Aug 17, 2006 21:39
Moment Number 7: NATS Competition February 2004
it was mid February and I had been having an awful year. Between depression, going from a straight A student to a C/D student, having a broken heart, and feeling generally alone, I decided I needed to take something seriously... The NATS competition is a state wide competition that happens every year in Boston. My fabulous teacher had persuaded me to enter the high school division for musical theatre. A week before the competition, my grandmother died... she was more like a second mother to me. At that point I wasnt sure if i was going to compete or not, but I knew she'd want me to do it.I arrived for the big day. I felt slightly under dressed in my simple brown halter dress as I passed hundreds of girls in what seemed to be wedding gowns, and guys in full tuxes. When it was finally my turn I stepped into a room and greeted the three judges. Unsure of how/when to introduce myself I waited for one of them to prompt me. I finished my ballad, someone to watch over me, with ease and went right into my belt, Cabaret, hoping that this epic of a song would fulfill my time limit so I wouldnt have to sing my third song... but of course...I was forced to sing If I were a Bell... I wasn t really comfortable with that one and I totally screwed up my lyrics, which caused me to feel I blew it right there.
As i waited for the results of preliminaries to see who would be the 14 out of about 150 to make it to run offs, I didnt think i stood I chance. Although I had felt I performed my best,after hearing the other singers, I was prepared to pack up and leave. But somehow i made the list and headed over for run offs. Because I was near the end of the set I was allowed to watch the other competitors...I was blown away by their talent and versality. Happy with how far I had made it in such a talented group of compeitiors, I decided to just have a fun time with it. I knew that the one thing I maybe had on all of these incredible singers, was that some of them didnt perform their songs, they just sang them... and I'm never one to just sing a song. In the back of my head i kept telling myself to make my grandma proud, and all i needed to do to accomplish that was sing out and smile. The judges let me choose my starting song, so I chose my strongest, but most difficult: Cabaret. I knew I was taking a huge risk by singing my belt before one of the ballads they would ask me to sing after, but I wanted to ensure that I would get to perform this one.

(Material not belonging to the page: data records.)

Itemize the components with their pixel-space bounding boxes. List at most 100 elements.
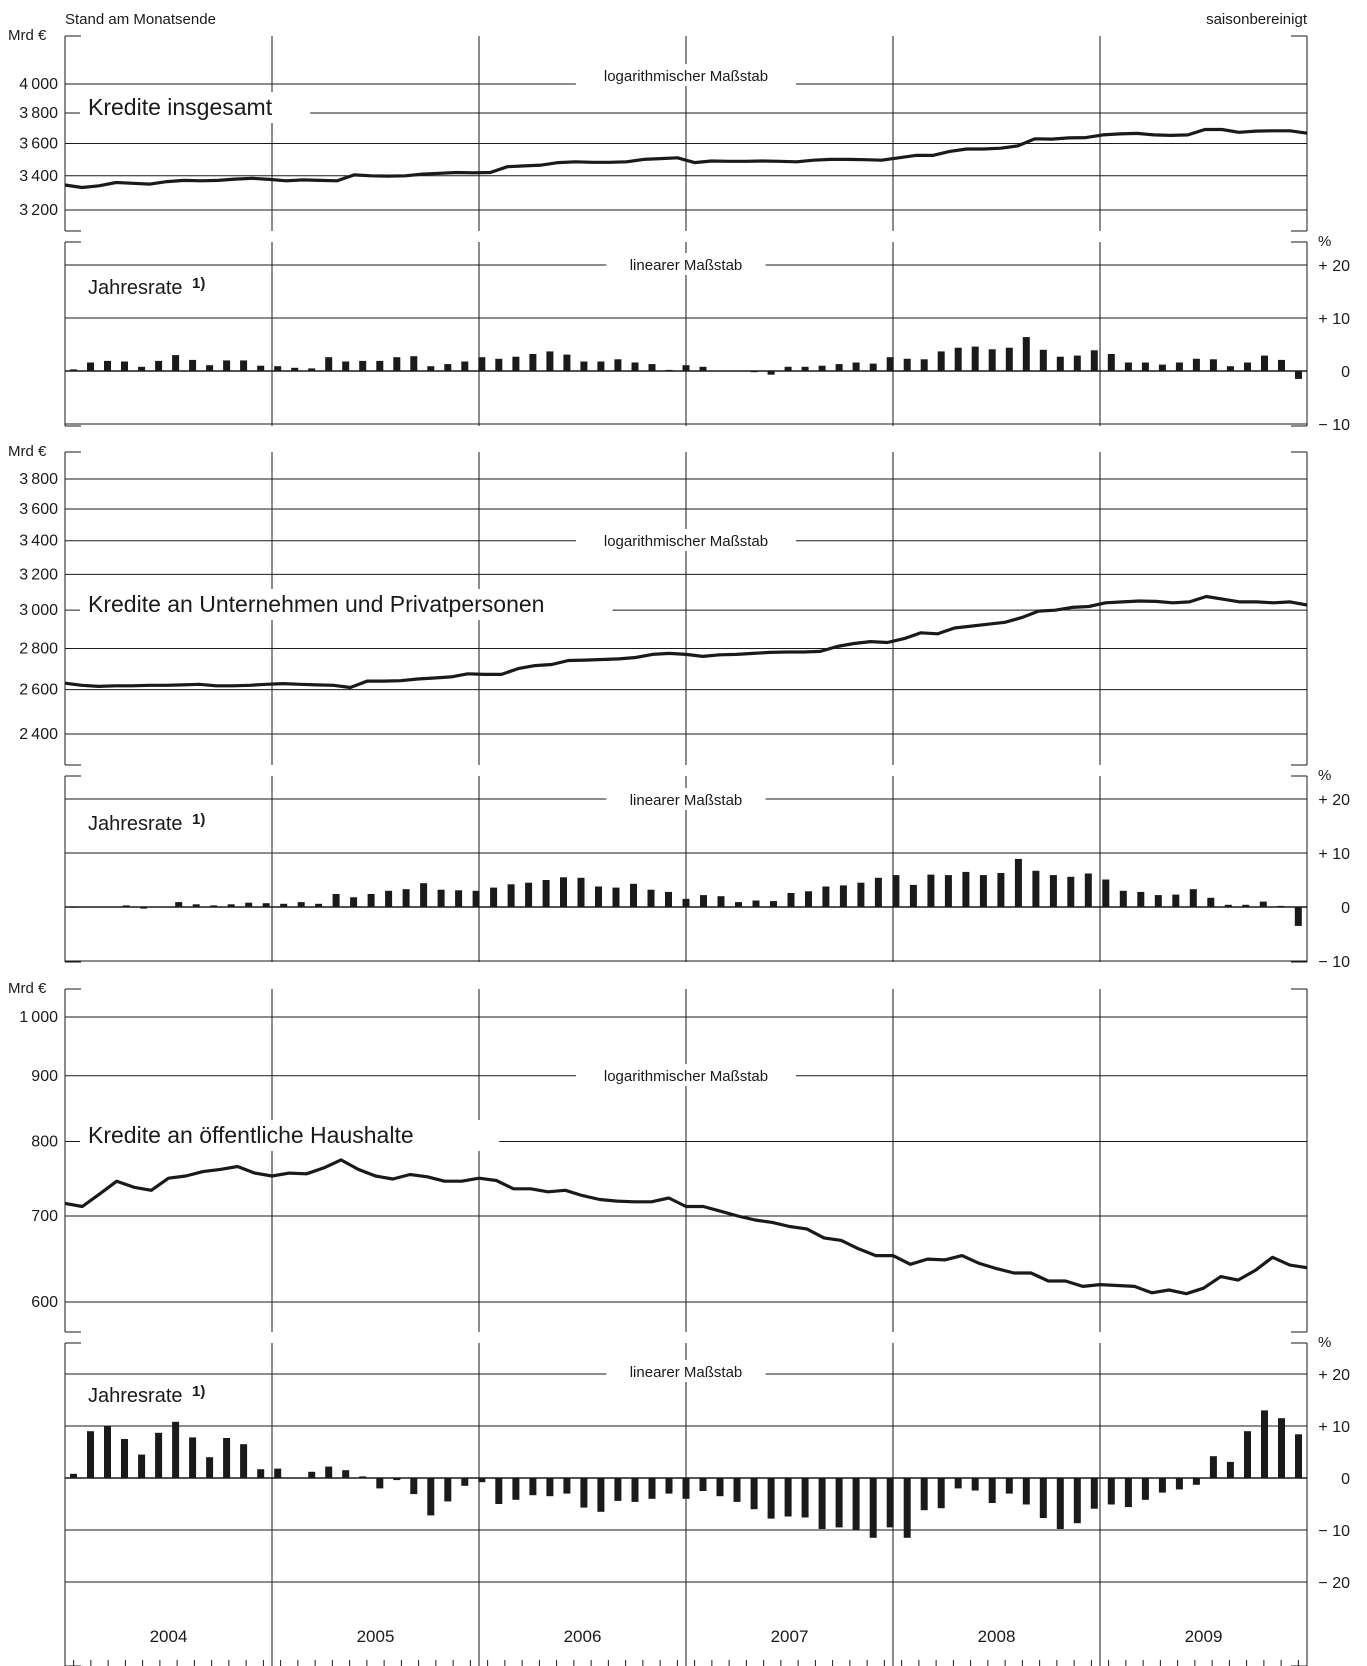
panel6-bar	[1193, 1478, 1200, 1485]
panel2-bar	[802, 367, 809, 371]
panel4-bar	[1260, 902, 1267, 907]
panel4-ytick-label: 0	[1341, 900, 1350, 917]
panel2-bar	[512, 357, 519, 371]
panel6-footnote: 1)	[192, 1383, 205, 1400]
panel1-scale-label: logarithmischer Maßstab	[604, 68, 768, 85]
panel2-unit: %	[1318, 233, 1331, 250]
panel4-bar	[298, 902, 305, 907]
panel6-bar	[700, 1478, 707, 1491]
panel2-bar	[870, 364, 877, 371]
panel2-bar	[240, 360, 247, 371]
panel4-bar	[1032, 871, 1039, 907]
panel2-title: Jahresrate	[88, 277, 183, 299]
panel4-bar	[735, 902, 742, 907]
panel4-bar	[175, 902, 182, 907]
panel2-bar	[853, 363, 860, 372]
panel6-bar	[206, 1457, 213, 1478]
panel2-bar	[444, 364, 451, 371]
panel4-bar	[193, 904, 200, 907]
panel6-bar	[325, 1467, 332, 1478]
panel2-bar	[376, 361, 383, 371]
panel2-bar	[410, 356, 417, 371]
panel4-bar	[1225, 905, 1232, 907]
panel6-bar	[938, 1478, 945, 1508]
panel4-bar	[420, 883, 427, 907]
panel6-bar	[1244, 1431, 1251, 1478]
panel4-ytick-label: + 10	[1318, 846, 1350, 863]
panel4-bar	[927, 875, 934, 907]
panel2-bar	[189, 360, 196, 371]
panel4-bar	[1155, 895, 1162, 907]
panel4-bar	[368, 894, 375, 907]
panel4-bar	[770, 901, 777, 907]
panel6-bar	[785, 1478, 792, 1517]
panel6-bar	[546, 1478, 553, 1496]
panel4-bar	[857, 883, 864, 907]
panel6-bar	[751, 1478, 758, 1509]
panel4-bar	[560, 877, 567, 907]
panel6-bar	[632, 1478, 639, 1502]
panel6-bar	[717, 1478, 724, 1496]
panel6-bar	[461, 1478, 468, 1486]
panel1-unit: Mrd €	[8, 27, 47, 44]
panel6-bar	[104, 1426, 111, 1478]
panel4-bar	[630, 884, 637, 907]
panel4-bar	[1207, 898, 1214, 907]
panel4-ytick-label: − 10	[1318, 954, 1350, 971]
panel2-bar	[1261, 356, 1268, 371]
panel2-bar	[632, 363, 639, 372]
panel2-bar	[1193, 359, 1200, 371]
panel4-bar	[455, 890, 462, 907]
panel5-ytick-label: 900	[31, 1068, 58, 1085]
panel6-bar	[1295, 1434, 1302, 1478]
panel2-bar	[155, 361, 162, 371]
panel6-bar	[155, 1433, 162, 1478]
panel6-bar	[1227, 1462, 1234, 1478]
panel6-ytick-label: − 20	[1318, 1575, 1350, 1592]
panel4-footnote: 1)	[192, 811, 205, 828]
panel4-bar	[1190, 889, 1197, 907]
panel6-bar	[666, 1478, 673, 1494]
panel5-scale-label: logarithmischer Maßstab	[604, 1068, 768, 1085]
panel2-bar	[904, 359, 911, 371]
panel2-bar	[461, 362, 468, 372]
panel4-bar	[333, 894, 340, 907]
panel2-bar	[666, 370, 673, 371]
panel2-bar	[427, 366, 434, 371]
panel6-bar	[836, 1478, 843, 1527]
panel4-bar	[245, 903, 252, 907]
panel4-bar	[438, 890, 445, 907]
panel2-bar	[1227, 366, 1234, 371]
panel6-bar	[1176, 1478, 1183, 1489]
panel2-bar	[342, 362, 349, 372]
panel4-bar	[280, 904, 287, 907]
panel5-title: Kredite an öffentliche Haushalte	[88, 1122, 414, 1148]
panel1-title: Kredite insgesamt	[88, 94, 273, 120]
panel2-footnote: 1)	[192, 275, 205, 292]
panel2-bar	[649, 364, 656, 371]
panel6-bar	[240, 1444, 247, 1478]
panel2-bar	[172, 355, 179, 371]
panel2-bar	[393, 357, 400, 371]
panel2-bar	[1125, 363, 1132, 372]
panel6-bar	[1159, 1478, 1166, 1493]
panel2-bar	[751, 371, 758, 372]
panel4-bar	[140, 907, 147, 909]
panel4-unit: %	[1318, 767, 1331, 784]
panel6-bar	[1125, 1478, 1132, 1507]
panel6-bar	[478, 1478, 485, 1482]
panel2-bar	[614, 359, 621, 371]
panel6-bar	[972, 1478, 979, 1491]
panel2-bar	[887, 357, 894, 371]
panel6-bar	[904, 1478, 911, 1538]
panel4-bar	[385, 891, 392, 907]
panel3-title: Kredite an Unternehmen und Privatpersone…	[88, 591, 544, 617]
panel2-bar	[1176, 363, 1183, 372]
panel6-bar	[1091, 1478, 1098, 1509]
panel4-bar	[123, 905, 130, 907]
panel6-bar	[921, 1478, 928, 1510]
panel6-bar	[1074, 1478, 1081, 1523]
panel6-bar	[580, 1478, 587, 1508]
panel5-ytick-label: 1 000	[19, 1009, 58, 1026]
panel4-bar	[753, 901, 760, 908]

I wasnt sure if it was a good or bad thing that the judges watched my entire peice without writing, but at that point was just there to have fun. They chose the Gershwin for my second peice, and some how, after the belt, I nailed it.

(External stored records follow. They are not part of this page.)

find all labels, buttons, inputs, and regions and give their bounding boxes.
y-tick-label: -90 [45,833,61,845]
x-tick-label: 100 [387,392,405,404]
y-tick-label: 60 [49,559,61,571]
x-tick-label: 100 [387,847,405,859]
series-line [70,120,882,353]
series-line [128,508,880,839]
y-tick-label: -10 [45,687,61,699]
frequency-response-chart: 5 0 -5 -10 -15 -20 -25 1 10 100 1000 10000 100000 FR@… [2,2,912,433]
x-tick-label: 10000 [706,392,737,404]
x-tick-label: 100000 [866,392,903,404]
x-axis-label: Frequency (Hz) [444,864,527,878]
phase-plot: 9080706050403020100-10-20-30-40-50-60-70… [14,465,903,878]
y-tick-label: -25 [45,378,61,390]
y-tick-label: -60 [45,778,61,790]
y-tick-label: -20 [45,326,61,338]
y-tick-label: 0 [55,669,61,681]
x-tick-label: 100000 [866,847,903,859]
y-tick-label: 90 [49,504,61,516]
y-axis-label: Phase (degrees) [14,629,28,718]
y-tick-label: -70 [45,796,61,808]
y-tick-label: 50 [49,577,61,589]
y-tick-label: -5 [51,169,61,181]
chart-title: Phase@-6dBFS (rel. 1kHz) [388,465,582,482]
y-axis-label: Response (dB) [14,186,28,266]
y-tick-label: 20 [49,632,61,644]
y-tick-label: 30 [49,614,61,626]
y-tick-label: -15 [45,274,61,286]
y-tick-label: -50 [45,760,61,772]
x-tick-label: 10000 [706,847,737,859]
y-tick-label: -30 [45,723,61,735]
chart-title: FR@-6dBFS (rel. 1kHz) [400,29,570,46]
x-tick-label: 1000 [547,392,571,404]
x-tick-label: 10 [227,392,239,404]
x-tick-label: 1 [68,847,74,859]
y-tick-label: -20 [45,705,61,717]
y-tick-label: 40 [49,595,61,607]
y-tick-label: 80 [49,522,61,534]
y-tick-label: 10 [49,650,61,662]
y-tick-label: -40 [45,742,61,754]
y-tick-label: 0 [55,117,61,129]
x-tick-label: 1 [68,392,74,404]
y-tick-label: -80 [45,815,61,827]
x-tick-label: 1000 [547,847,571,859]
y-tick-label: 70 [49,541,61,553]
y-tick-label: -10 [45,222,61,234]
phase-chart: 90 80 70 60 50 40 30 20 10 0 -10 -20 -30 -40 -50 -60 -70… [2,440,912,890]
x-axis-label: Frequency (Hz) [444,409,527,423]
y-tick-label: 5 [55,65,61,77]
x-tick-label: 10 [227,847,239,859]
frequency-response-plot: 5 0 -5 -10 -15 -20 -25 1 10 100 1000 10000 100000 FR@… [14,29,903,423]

After waiting about 20 min while the judges deliberated over the top 3 singers who would come back the next day to compete for 1st, 2nd, and 3rd place cash and scholarship awards, I spoke with the other competitors who all nervously chatted about their performances and chances of winning. I prayed a little bit and asked mygrandma for a little luck if I was deserving of it, but mostly i was jsut excited to see which three would be chosen. When the judges finally arrived i sat up straight on the off chance that my name would be called. And my grandma must have been working some magic that night bc I was first on the list.

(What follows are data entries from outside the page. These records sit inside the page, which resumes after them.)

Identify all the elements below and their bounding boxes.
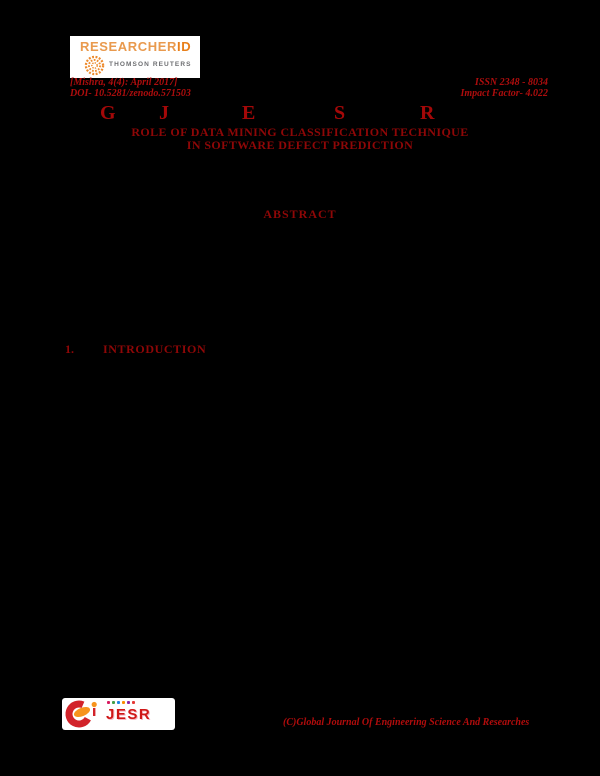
- gjesr-logo-confetti: [107, 701, 135, 704]
- gjesr-logo: JESR: [62, 698, 175, 730]
- researcherid-wordmark-main: RESEARCHER: [80, 39, 178, 54]
- issn-line: ISSN 2348 - 8034: [474, 77, 548, 88]
- journal-initial-r: R: [420, 102, 435, 124]
- thomson-reuters-label: THOMSON REUTERS: [109, 61, 192, 68]
- researcherid-wordmark: RESEARCHERID: [80, 39, 191, 54]
- gjesr-logo-text: JESR: [106, 706, 152, 723]
- journal-initial-e: E: [242, 102, 256, 124]
- journal-initial-s: S: [334, 102, 346, 124]
- researcherid-logo: RESEARCHERID THOMSON REUTERS: [70, 36, 200, 78]
- paper-title-line2: IN SOFTWARE DEFECT PREDICTION: [186, 138, 414, 152]
- footer-copyright: (C)Global Journal Of Engineering Science…: [283, 717, 530, 728]
- gjesr-g-icon: [65, 700, 97, 728]
- introduction-heading: INTRODUCTION: [103, 342, 207, 356]
- journal-initial-g: G: [100, 102, 116, 124]
- impact-factor-line: Impact Factor- 4.022: [460, 88, 549, 99]
- journal-initial-j: J: [159, 102, 169, 124]
- paper-title-line1: ROLE OF DATA MINING CLASSIFICATION TECHN…: [131, 125, 469, 139]
- abstract-heading: ABSTRACT: [263, 207, 337, 221]
- thomson-reuters-swirl-icon: [84, 55, 105, 76]
- doi-line: DOI- 10.5281/zenodo.571503: [70, 88, 191, 99]
- header-right-block: ISSN 2348 - 8034 Impact Factor- 4.022: [461, 77, 549, 99]
- citation-line: [Mishra, 4(4): April 2017]: [70, 77, 178, 88]
- header-left-block: [Mishra, 4(4): April 2017] DOI- 10.5281/…: [70, 77, 191, 99]
- researcherid-wordmark-id: ID: [177, 39, 192, 54]
- introduction-number: 1.: [65, 342, 74, 356]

The three finalists, two high school seniors and myself (a junior at the time), came back the following evening to sing our songs for a 3rd and final panal of acclaimed performers from the boston area, chosen to judge our finals. I was the third to perform, and clearly the underdog vocally by far, but I jsut had a blast. Unfortanately bc I was only a junior I was not eligible for the college scholarship money but I ended up winning $250 dollars :) But of course that was nothing compared to the experience. A week later all my comments from all 9 judges that critiqued be throughout the compeition, were sent back to me. I was thrilled with both the positive and negative feedback and it gave me a real good idea of what my new focuses should be. After that I was asked to come back and singmy peices in a concert performance, along with the finalists of the college and professional divisions, at Boston University.
This experience meant alot to me, not only because it was a prestigious competition, but because I was able to give my all and work so hard for something that seemed out my my reach, under some of the hardest conditions I've ever faced. It also reminded me that when I'm failing at everything else, I still have some talents and tricks up my sleeve that lift me up when I've fallen flat on my ass. Finally, i did it for my grandmother, who meant the world for me... who was so passionate about music... and about my pursuing a career in theatre... who was there to support my every performance since preschool... She was there for them all, until this one... yet somehow I was able to do it bc I knew I still had her support on my side and that even if she couldnt be there, she was still my number one fan.